August 19, 2017
Opioid makers made payments to one in 12 U.S. doctors
PROVIDENCE, R.I. [Brown University] — Legally prescribed opioids can be an effective treatment for pain, but they are also the root cause of many of the cases of addiction and overdose deaths that have reached epidemic levels in the U.S. That’s why experts such as Brandon Marshall, an associate professor of epidemiology in the Brown University School of Public Health, are investigating efforts by opioid painkiller manufacturers to promote prescribing of the medicines by wining and dining doctors and paying them large speaking fees.
In a new study published in the American Journal of Public Health, Marshall, lead author Scott Hadland of Boston Medical Center and colleagues report for the first time on the tens of millions of dollars that drug companies are paying doctors through meals, honoraria and other marketing and education programs.
“The opioid epidemic, which is responsible for thousands of deaths every year, is a national tragedy that we must work at every level to combat,” Marshall said in a Boston Medical Center news story detailing the findings. “It’s our hope that this study sparks a bigger conversation about the role of pharmaceutical companies in the over-prescribing of opioid medications and prompts a more thorough investigation about what we need to do to tackle this problem.”

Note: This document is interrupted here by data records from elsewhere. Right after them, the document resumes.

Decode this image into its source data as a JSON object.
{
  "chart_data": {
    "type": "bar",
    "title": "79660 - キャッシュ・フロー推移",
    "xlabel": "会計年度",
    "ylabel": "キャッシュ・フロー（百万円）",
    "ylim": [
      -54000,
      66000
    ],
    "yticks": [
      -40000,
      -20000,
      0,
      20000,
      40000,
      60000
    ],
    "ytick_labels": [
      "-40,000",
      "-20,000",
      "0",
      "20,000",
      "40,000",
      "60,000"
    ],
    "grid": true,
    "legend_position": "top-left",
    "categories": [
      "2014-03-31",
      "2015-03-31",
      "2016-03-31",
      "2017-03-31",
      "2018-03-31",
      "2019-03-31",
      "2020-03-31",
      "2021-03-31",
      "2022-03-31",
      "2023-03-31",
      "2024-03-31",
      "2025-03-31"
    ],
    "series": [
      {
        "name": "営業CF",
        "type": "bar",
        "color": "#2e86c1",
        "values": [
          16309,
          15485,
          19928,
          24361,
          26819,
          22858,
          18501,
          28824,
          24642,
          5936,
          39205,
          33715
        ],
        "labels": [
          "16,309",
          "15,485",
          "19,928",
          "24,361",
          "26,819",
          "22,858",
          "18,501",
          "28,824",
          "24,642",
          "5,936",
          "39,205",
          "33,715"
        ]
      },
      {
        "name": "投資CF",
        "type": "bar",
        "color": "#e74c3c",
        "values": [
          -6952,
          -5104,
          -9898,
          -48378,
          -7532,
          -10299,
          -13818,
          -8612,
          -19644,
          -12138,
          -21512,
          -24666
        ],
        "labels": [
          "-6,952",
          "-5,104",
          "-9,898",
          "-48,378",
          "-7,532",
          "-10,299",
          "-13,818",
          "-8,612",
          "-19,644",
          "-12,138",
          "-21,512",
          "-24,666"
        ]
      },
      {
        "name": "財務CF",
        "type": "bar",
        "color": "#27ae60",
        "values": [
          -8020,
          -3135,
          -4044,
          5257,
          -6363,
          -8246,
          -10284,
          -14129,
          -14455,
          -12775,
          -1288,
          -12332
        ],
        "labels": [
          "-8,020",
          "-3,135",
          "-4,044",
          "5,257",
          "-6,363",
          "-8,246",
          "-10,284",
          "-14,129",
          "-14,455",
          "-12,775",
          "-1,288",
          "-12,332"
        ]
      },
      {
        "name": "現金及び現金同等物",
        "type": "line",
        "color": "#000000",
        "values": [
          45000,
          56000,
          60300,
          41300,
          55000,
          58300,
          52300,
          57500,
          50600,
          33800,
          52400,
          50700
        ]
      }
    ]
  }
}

We asked Marshall to share additional thoughts on what the team found and what it may mean.
Q: What connection might there be between drug-maker payments to physicians and the current opioid use epidemic?
In this national study, we used data from the Centers for Medicare and Medicaid Services (CMS) to track payments related to an opioid medication from the pharmaceutical industry to physicians. Under the recently implemented Physician Payments Sunshine Act, drug companies are now required to report all “transfers of value” — payments — to U.S. physicians. What we found was astounding: between August 2013 and December 2015, more than 375,000 opioid-related payments were made to more than 68,000 physicians in the U.S. Although the average payment to physicians was $15, the top 1 percent of physicians reported receiving more than $2,600 annually in payments related to the promotion of opioid products.